Valero to Spend $700 Million to Cut Pollution
USA: June 17, 2005


HOUSTON - Leading independent US refiner Valero Energy Corp. has agreed to spend $700 million to cut pollution at its refineries, according to a statement issued on Thursday by the US Department of Justice and US Environmental Protection Agency.

 


Valero has also agreed to pay $5.5 million in a civil penalty and spend another $5.5 million to further cut emissions and for support activities in communities where its refineries are located, according to the statement.

A similar settlement between Northeastern US refiner Sunoco and the EPA was announced on Thursday morning.

Valero's agreement is part of the EPA's Petroleum Refinery Initiative, which began in 1998 to bring US refineries into compliance with the US Clean Air Act. The settlements are negotiated under a lawsuit brought by the Justice Department.

So far, the EPA has negotiated settlements with companies operating 65 percent of US refining capacity, according to the statement.

Valero Chairman and Chief Executive Bill Greehey said the "vast majority" of issues covered by the settlement with EPA were problems with permits that occurred before Valero purchased the refineries.

"We're happy to have the agreement completed and we're looking forward to working with the EPA and the states to implement it," Greehey said. "Our emphasis was on providing proven state-of-the-art hardware and technology to reduce emissions, rather than focusing on operational restrictions to achieve emission reduction targets."

Valero has expanded rapidly since 1998 by purchasing 13 refineries in the United States, Canada and Aruba. The company agreed to purchase rival Premcor Inc., which operates four refineries, for $6.9 billion earlier this. That agreement is awaiting approval by the US Federal Trade Commission.

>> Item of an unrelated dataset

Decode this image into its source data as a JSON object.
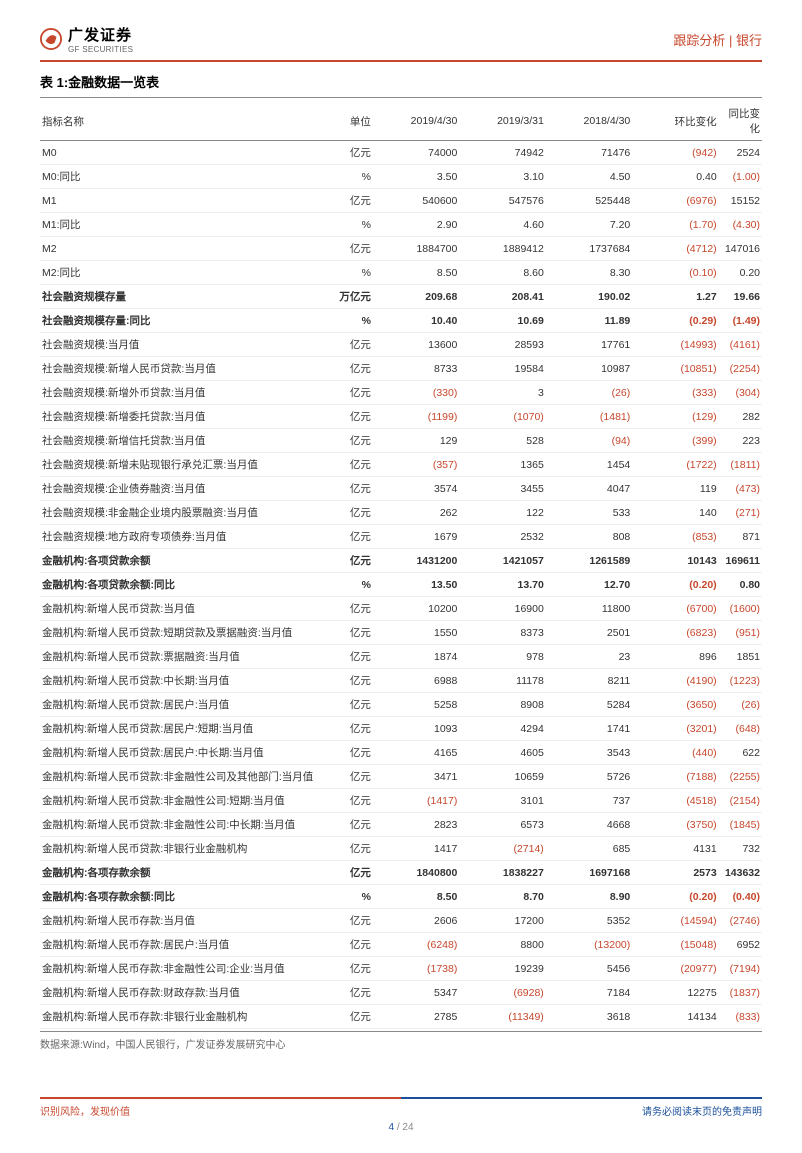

Sunoco agreed to spend $285 million on pollution-reducing equipment at its refineries and pay a $3 million civil penalty as well as $3.9 million on other environmental projects.

Tesoro Corp. as part of the agreement, will pay for projects to reduce emissions at its Golden Eagle refinery in Martinez, California, which it purchased from Valero in 2002.

Refineries owned by Valero covered by the agreement are located in California, Colorado, Louisiana, Oklahoma, and Texas. Refineries owned by Sunoco covered by the agreement are located in Ohio, Oklahoma and Pennsylvania.

Those states were also parties to the settlement.

The emission-reduction projects at the Valero refineries will be phased in over the next seven years and have already been included in capital budget planning by the company, Greehey said.